• Business
  • Economy

How For-Profit Colleges Could Spark the Next Financial Crisis

3 minute read

With the closing of for-profit college chain ITT Technical Institutes, as well as the pay-to-play suspicions hanging over Donald Trump with allegations that he violated Florida bribery laws in order to try and protect Trump University against class action lawsuits, and even revelations that the Clintons have made millions of dollars in the scandal-plagued for-profit education sector, I’m thinking that education, and for-profit education in particular, is ground zero for the next financial crisis.

This isn’t a crisis like Lehman Brothers. Student lending is a far smaller part of the credit market than housing, after all. But it has many aspects of the subprime scandal, including an asset bubble, huge amounts of debt ($1.2 trillion, to be exact), vulnerable borrowers, fraud, conflict of interest, and money politics.

For-profits make up only 12% of enrollment in the higher education sector, but they take 25% of all federal aid and represent half of all student defaults. This is the student debt problem, right here. And like so many troubled areas of our economy, education, (and for-profit education in particular) has been financialized. Over the last two decades, for-profit colleges have become darlings of Wall Street, with companies like University of Phoenix owner Apollo going public and many others cutting deals with private equity firms. These schools often act more like rapacious businesses than educators, taking huge, double digit profit margins and spending more on marketing than instruction. (Apollo recently spent more on its marketing budget than Apple, one of the world’s largest and most profitable companies.)

They spend this money to bring in more students, who become stable, annuity-like investments, paying off a clear return year after year. No wonder the Street has favored these companies. Between 2000 and 2003, for-profit stocks were on a major run, outperforming every other sector of the market. Since then, of course, they’ve crashed and burned. But most still get 80% of their revenues from federal subsidies, thanks to major lobbying efforts to roll back regulation and lawsuits that rival those that the big banks waged post-2008. It’s a huge irony, especially given the neoliberal “market knows best” arguments so often used to support for-profit schools, that most of them wouldn’t even exist if not for federal funds.

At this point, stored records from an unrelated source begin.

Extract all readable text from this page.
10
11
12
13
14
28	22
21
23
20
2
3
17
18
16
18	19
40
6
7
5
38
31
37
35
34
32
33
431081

Their destructive effects also go far beyond the for-profit sector itself. For-profits have risen as state subsidies for non-profit state colleges have fallen (thank you Grover Norquist and the Koch Brothers). The result is that the price of college as a percentage of household income for the lowest 25% of the socioeconomic spectrum has doubled over the last several years, while outcomes have fallen. Meanwhile, new research from the Roosevelt Institute shows that many big universities are involved in bad swaps deals à la Detroit, raising huge questions about how their balance sheets are being managed, and who, exactly, their leadership answers to — students or Wall Street.

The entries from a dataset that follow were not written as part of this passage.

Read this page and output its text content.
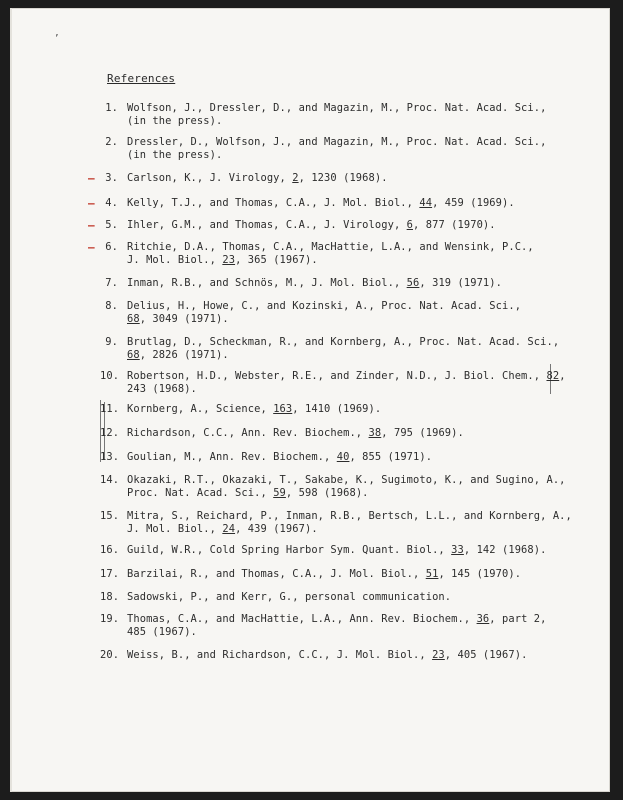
’
References
–
–
–
–
1. Wolfson, J., Dressler, D., and Magazin, M., Proc. Nat. Acad. Sci.,
(in the press).
2. Dressler, D., Wolfson, J., and Magazin, M., Proc. Nat. Acad. Sci.,
(in the press).
3. Carlson, K., J. Virology, 2, 1230 (1968).
4. Kelly, T.J., and Thomas, C.A., J. Mol. Biol., 44, 459 (1969).
5. Ihler, G.M., and Thomas, C.A., J. Virology, 6, 877 (1970).
6. Ritchie, D.A., Thomas, C.A., MacHattie, L.A., and Wensink, P.C.,
J. Mol. Biol., 23, 365 (1967).
7. Inman, R.B., and Schnös, M., J. Mol. Biol., 56, 319 (1971).
8. Delius, H., Howe, C., and Kozinski, A., Proc. Nat. Acad. Sci.,
68, 3049 (1971).
9. Brutlag, D., Scheckman, R., and Kornberg, A., Proc. Nat. Acad. Sci.,
68, 2826 (1971).
10. Robertson, H.D., Webster, R.E., and Zinder, N.D., J. Biol. Chem., 82
243 (1968).
11. Kornberg, A., Science, 163, 1410 (1969).
12. Richardson, C.C., Ann. Rev. Biochem., 38, 795 (1969).
13. Goulian, M., Ann. Rev. Biochem., 40, 855 (1971).
14. Okazaki, R.T., Okazaki, T., Sakabe, K., Sugimoto, K., and Sugino, A.,
Proc. Nat. Acad. Sci., 59, 598 (1968).
15. Mitra, S., Reichard, P., Inman, R.B., Bertsch, L.L., and Kornberg, A.,
J. Mol. Biol., 24, 439 (1967).
16. Guild, W.R., Cold Spring Harbor Sym. Quant. Biol., 33, 142 (1968).
17. Barzilai, R., and Thomas, C.A., J. Mol. Biol., 51, 145 (1970).
18. Sadowski, P., and Kerr, G., personal communication.
19. Thomas, C.A., and MacHattie, L.A., Ann. Rev. Biochem., 36, part 2,
485 (1967).
20. Weiss, B., and Richardson, C.C., J. Mol. Biol., 23, 405 (1967).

This is really the next big financial scandal. My idea about how to fix all this — the next president should get rid of for-profits, and use the billions of dollars in subsidies they receive to pay off poor students who’ve gone into debt for useless degrees, and fund free, high-quality community college for everyone — would go a long way towards rebooting the system and starting to train up the 21st century, better-educated labor force this country so desperately needs.